I first made these ASMR Crunch Snack Bowls for a movie night with friends and everyone kept reaching for seconds—the playful mix of textures turned an ordinary snack into a fun, shareable experience.
Ingredients
- Red cabbage: 1 cup, finely shredded
- Rainbow carrots: 1 cup, julienned
- Cucumber: 1 cup, diced
- Edamame: 1/2 cup, shelled and steamed
- Roasted chickpeas: 1/2 cup, store-bought or homemade
- Crispy rice puffs or gluten-free cornflakes: 1/2 cup
- Pumpkin seeds: 1/4 cup, toasted
- Radishes: 1/4 cup, sliced
- Fresh cilantro or parsley: 2 tbsp, chopped
- Black sesame seeds: 2 tbsp
- Sea salt: to taste
- Optional garnish: 1/4 cup spicy sriracha mayo or yogurt dip (on the side)
Instructions
- Prepare Vegetables:
- Shred the cabbage, julienne the carrots, dice the cucumber, and steam the edamame if needed.
- Assemble Bowls:
- Evenly divide the base ingredients among 4 small bowls, creating colorful layers.
- Add Crunchy Toppings:
- Top each bowl with roasted chickpeas, crispy rice puffs or cornflakes, pumpkin seeds, and sliced radishes for maximum crunch.
- Garnish:
- Sprinkle with fresh cilantro or parsley, black sesame seeds, and a pinch of sea salt.
- Serve:
- Serve immediately, with spicy mayo or yogurt dip on the side if desired.
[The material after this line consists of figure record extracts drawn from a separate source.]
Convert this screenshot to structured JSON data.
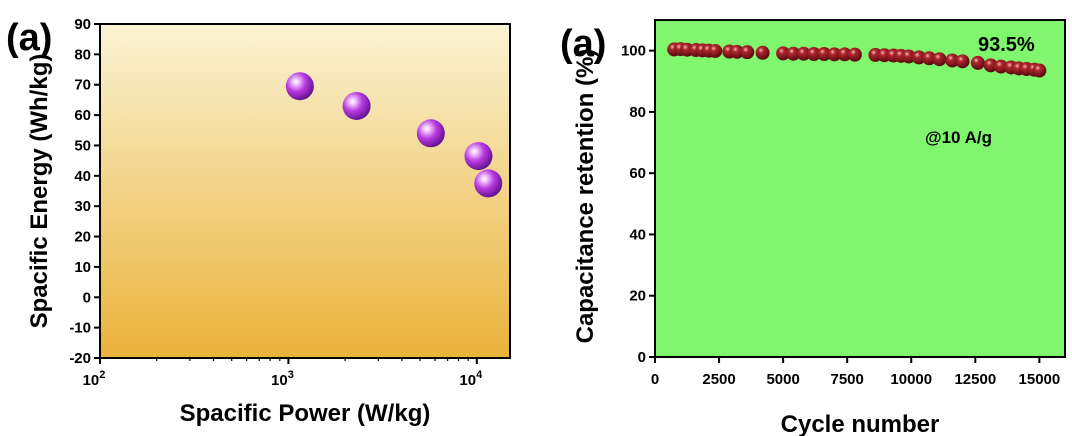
{
  "chart_data": [
    {
      "type": "scatter",
      "panel_label": "(a)",
      "xlabel": "Spacific Power (W/kg)",
      "ylabel": "Spacific Energy (Wh/kg)",
      "x_scale": "log",
      "xlim": [
        100,
        15000
      ],
      "ylim": [
        -20,
        90
      ],
      "x_ticks": [
        {
          "value": 100,
          "base": "10",
          "exp": "2"
        },
        {
          "value": 1000,
          "base": "10",
          "exp": "3"
        },
        {
          "value": 10000,
          "base": "10",
          "exp": "4"
        }
      ],
      "y_ticks": [
        -20,
        -10,
        0,
        10,
        20,
        30,
        40,
        50,
        60,
        70,
        80,
        90
      ],
      "points": [
        {
          "x": 1150,
          "y": 69.5
        },
        {
          "x": 2300,
          "y": 63
        },
        {
          "x": 5700,
          "y": 54
        },
        {
          "x": 10200,
          "y": 46.5
        },
        {
          "x": 11500,
          "y": 37.5
        }
      ],
      "background": {
        "top": "#faf3d4",
        "bottom": "#eab23a"
      },
      "marker_color": "#b93be0"
    },
    {
      "type": "scatter",
      "panel_label": "(a)",
      "xlabel": "Cycle number",
      "ylabel": "Capacitance retention (%)",
      "xlim": [
        0,
        16000
      ],
      "ylim": [
        0,
        110
      ],
      "x_ticks": [
        0,
        2500,
        5000,
        7500,
        10000,
        12500,
        15000
      ],
      "y_ticks": [
        0,
        20,
        40,
        60,
        80,
        100
      ],
      "annotations": [
        "93.5%",
        "@10 A/g"
      ],
      "points": [
        {
          "x": 750,
          "y": 100.4
        },
        {
          "x": 1000,
          "y": 100.5
        },
        {
          "x": 1250,
          "y": 100.3
        },
        {
          "x": 1600,
          "y": 100.2
        },
        {
          "x": 1850,
          "y": 100.1
        },
        {
          "x": 2100,
          "y": 100.0
        },
        {
          "x": 2350,
          "y": 99.9
        },
        {
          "x": 2900,
          "y": 99.7
        },
        {
          "x": 3200,
          "y": 99.6
        },
        {
          "x": 3600,
          "y": 99.5
        },
        {
          "x": 4200,
          "y": 99.3
        },
        {
          "x": 5000,
          "y": 99.1
        },
        {
          "x": 5400,
          "y": 99.0
        },
        {
          "x": 5800,
          "y": 99.0
        },
        {
          "x": 6200,
          "y": 98.9
        },
        {
          "x": 6600,
          "y": 98.9
        },
        {
          "x": 7000,
          "y": 98.8
        },
        {
          "x": 7400,
          "y": 98.8
        },
        {
          "x": 7800,
          "y": 98.7
        },
        {
          "x": 8600,
          "y": 98.6
        },
        {
          "x": 8950,
          "y": 98.5
        },
        {
          "x": 9300,
          "y": 98.4
        },
        {
          "x": 9600,
          "y": 98.3
        },
        {
          "x": 9900,
          "y": 98.1
        },
        {
          "x": 10300,
          "y": 97.8
        },
        {
          "x": 10700,
          "y": 97.5
        },
        {
          "x": 11100,
          "y": 97.2
        },
        {
          "x": 11600,
          "y": 96.8
        },
        {
          "x": 12000,
          "y": 96.5
        },
        {
          "x": 12600,
          "y": 96.0
        },
        {
          "x": 13100,
          "y": 95.2
        },
        {
          "x": 13500,
          "y": 94.8
        },
        {
          "x": 13900,
          "y": 94.5
        },
        {
          "x": 14200,
          "y": 94.2
        },
        {
          "x": 14500,
          "y": 94.0
        },
        {
          "x": 14800,
          "y": 93.8
        },
        {
          "x": 15000,
          "y": 93.5
        }
      ],
      "background": "#7ff66d",
      "marker_color": "#7a0d12"
    }
  ]
}
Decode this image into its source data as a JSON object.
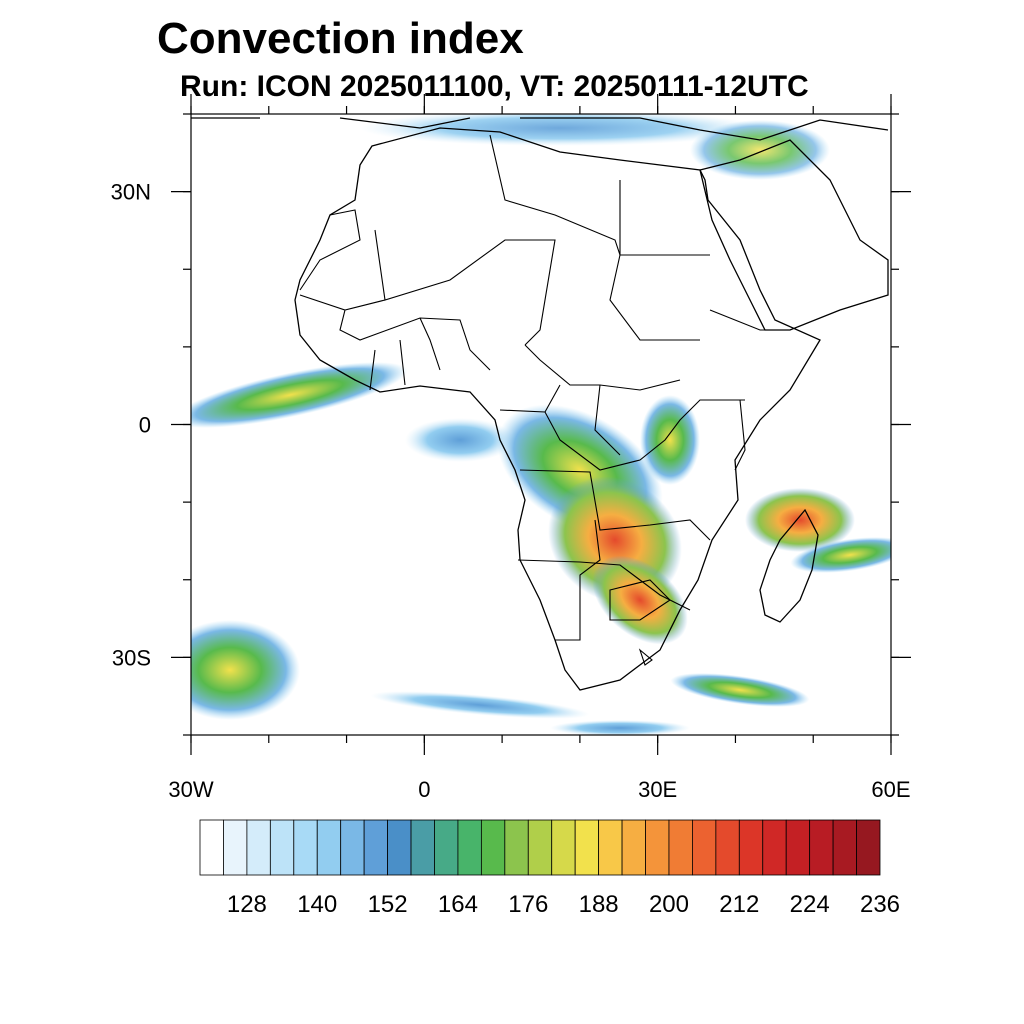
{
  "title": "Convection index",
  "subtitle": "Run: ICON 2025011100,  VT: 20250111-12UTC",
  "map": {
    "lon_range": [
      -30,
      60
    ],
    "lat_range": [
      -40,
      40
    ],
    "lon_ticks": [
      {
        "value": -30,
        "label": "30W"
      },
      {
        "value": 0,
        "label": "0"
      },
      {
        "value": 30,
        "label": "30E"
      },
      {
        "value": 60,
        "label": "60E"
      }
    ],
    "lat_ticks": [
      {
        "value": 30,
        "label": "30N"
      },
      {
        "value": 0,
        "label": "0"
      },
      {
        "value": -30,
        "label": "30S"
      }
    ],
    "minor_lon_step": 10,
    "minor_lat_step": 10
  },
  "colorbar": {
    "colors": [
      "#ffffff",
      "#e8f4fc",
      "#d4ecfa",
      "#bde3f8",
      "#a8daf6",
      "#92cdf0",
      "#7ab8e6",
      "#5f9fd8",
      "#4a8fc8",
      "#4a9da6",
      "#47aa87",
      "#48b46a",
      "#58ba4c",
      "#8cc44d",
      "#b0cf4a",
      "#d6d94a",
      "#f2e14c",
      "#f8c848",
      "#f6ae42",
      "#f4943a",
      "#f07c34",
      "#ec6230",
      "#e44a2c",
      "#dc3628",
      "#d02826",
      "#c42024",
      "#b81c24",
      "#a81a22",
      "#961820"
    ],
    "labels": [
      "128",
      "140",
      "152",
      "164",
      "176",
      "188",
      "200",
      "212",
      "224",
      "236"
    ]
  }
}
Save to Pinterest My kids love building their own bowls, mixing and matching toppings for their favorites—making snack time both creative and interactive for the whole family.
Required Tools
Sharp knife, cutting board, and 4 small serving bowls make prep and serving easy for groups or solo snackers.
Allergen Information
Contains soy from edamame and possibly mayo, sesame from seeds, and potential gluten or egg depending on brand and dip choice. Always check labels for cross-contamination risks.
Nutritional Information
Each bowl contains about 180 calories, 6 g fat, 25 g carbohydrates, and 7 g protein—nutritious and light for a snack or appetizer.
Save to Pinterest Enjoy right away for maximum crunch—these bright bowls are sure to be a crowd-pleaser!
Recipe FAQs
- → What vegetables create the best base for crunch snack bowls?
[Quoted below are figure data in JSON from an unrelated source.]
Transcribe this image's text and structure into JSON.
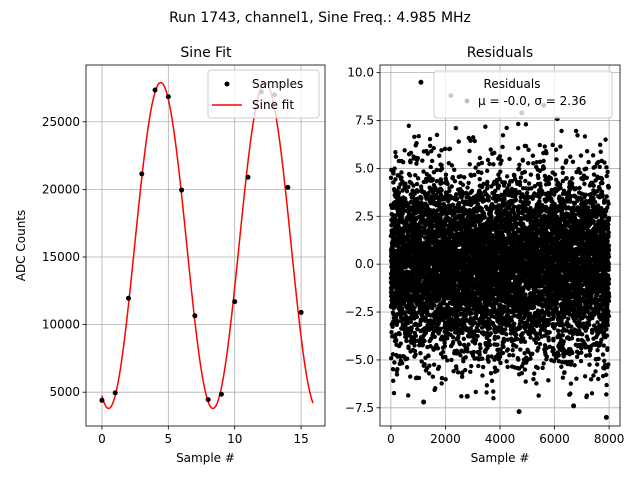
{
  "figure": {
    "suptitle": "Run 1743, channel1, Sine Freq.: 4.985 MHz"
  },
  "chart_data": [
    {
      "type": "line",
      "title": "Sine Fit",
      "xlabel": "Sample #",
      "ylabel": "ADC Counts",
      "xlim": [
        -1.2,
        16.8
      ],
      "ylim": [
        2500,
        29200
      ],
      "xticks": [
        0,
        5,
        10,
        15
      ],
      "yticks": [
        5000,
        10000,
        15000,
        20000,
        25000
      ],
      "grid": true,
      "legend": {
        "position": "top-right",
        "entries": [
          "Samples",
          "Sine fit"
        ]
      },
      "series": [
        {
          "name": "Samples",
          "kind": "scatter",
          "color": "#000000",
          "x": [
            0,
            1,
            2,
            3,
            4,
            5,
            6,
            7,
            8,
            9,
            10,
            11,
            12,
            13,
            14,
            15
          ],
          "y": [
            4400,
            4950,
            11950,
            21150,
            27350,
            26850,
            19950,
            10650,
            4450,
            4850,
            11700,
            20900,
            27200,
            27000,
            20150,
            10900
          ]
        },
        {
          "name": "Sine fit",
          "kind": "line",
          "color": "#ff0000",
          "function": {
            "offset": 15850,
            "amplitude": 12050,
            "period": 7.86,
            "phase_sample": 0.5,
            "x_range": [
              0,
              15.9
            ],
            "samples": 320
          }
        }
      ]
    },
    {
      "type": "scatter",
      "title": "Residuals",
      "xlabel": "Sample #",
      "ylabel": "",
      "xlim": [
        -400,
        8400
      ],
      "ylim": [
        -8.45,
        10.4
      ],
      "xticks": [
        0,
        2000,
        4000,
        6000,
        8000
      ],
      "yticks": [
        -7.5,
        -5.0,
        -2.5,
        0.0,
        2.5,
        5.0,
        7.5,
        10.0
      ],
      "ytick_labels": [
        "−7.5",
        "−5.0",
        "−2.5",
        "0.0",
        "2.5",
        "5.0",
        "7.5",
        "10.0"
      ],
      "grid": true,
      "legend": {
        "position": "top-right",
        "title": "Residuals",
        "entries": [
          "μ = -0.0, σ = 2.36"
        ]
      },
      "series": [
        {
          "name": "Residuals",
          "color": "#000000",
          "count": 8000,
          "x_range": [
            0,
            7999
          ],
          "mean": 0.0,
          "std": 2.36,
          "highlights": [
            {
              "x": 1100,
              "y": 9.5
            },
            {
              "x": 2200,
              "y": 8.8
            },
            {
              "x": 4800,
              "y": 7.9
            },
            {
              "x": 5600,
              "y": 8.3
            },
            {
              "x": 6100,
              "y": 7.6
            },
            {
              "x": 7900,
              "y": -8.0
            },
            {
              "x": 4700,
              "y": -7.7
            },
            {
              "x": 1200,
              "y": -7.2
            },
            {
              "x": 2800,
              "y": -6.9
            },
            {
              "x": 6700,
              "y": -7.4
            }
          ]
        }
      ]
    }
  ]
}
Finely shredded red cabbage, julienned rainbow carrots, diced cucumber, and steamed edamame make a vibrant and crispy foundation.
- → Which crunchy toppings add extra texture?
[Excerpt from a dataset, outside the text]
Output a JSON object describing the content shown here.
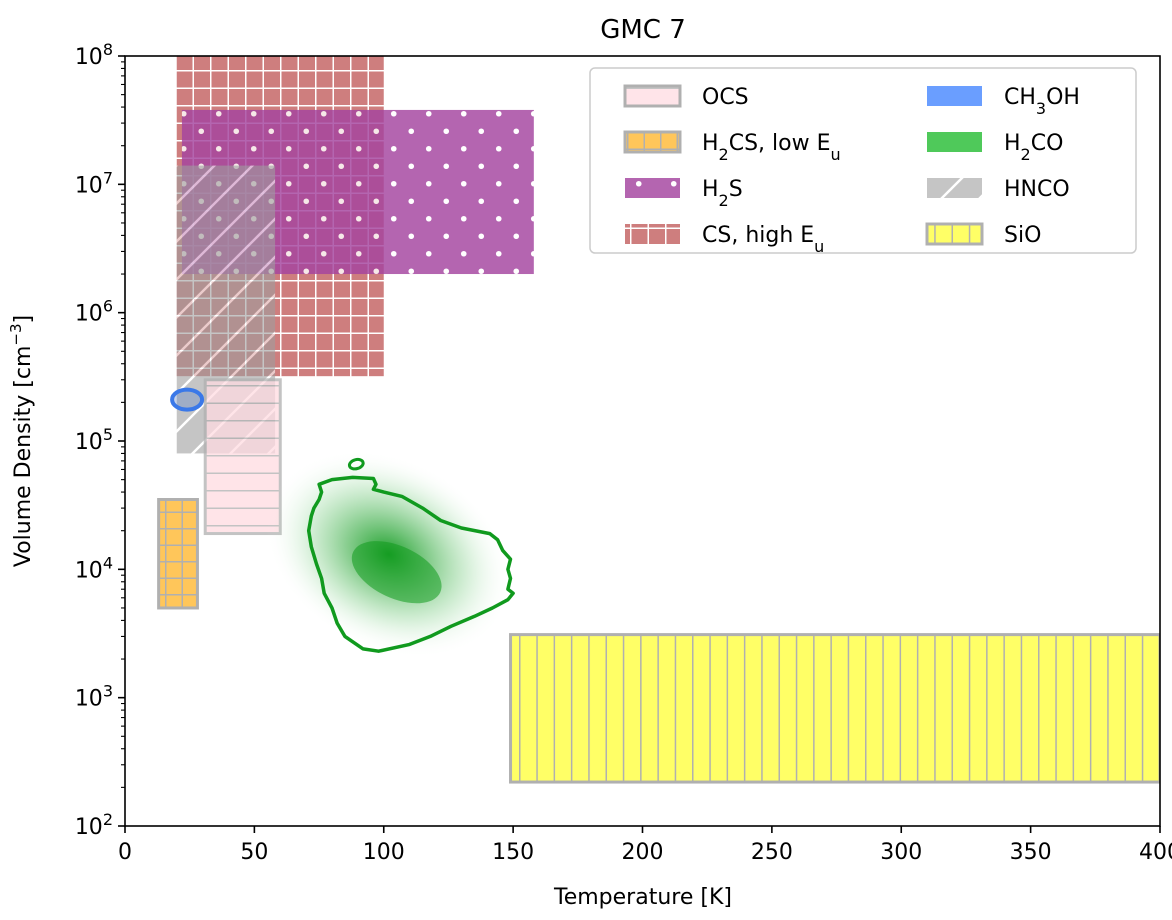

Roasted chickpeas, crispy rice puffs or gluten-free cornflakes, toasted pumpkin seeds, and sliced radishes provide layered crunchiness.
- → How can I make the snack bowls gluten-free?
Choose certified gluten-free rice puffs or cornflakes and check all ingredient labels carefully before adding toppings.
- → What dips work best for serving on the side?
Spicy sriracha mayo, yogurt-based dip, vegan mayo, or classic hummus all pair deliciously with crunchy snack bowls.
- → Can I add extra protein to these bowls?
Yes, grilled tofu or shredded rotisserie chicken are excellent options for boosting protein, depending on dietary preference.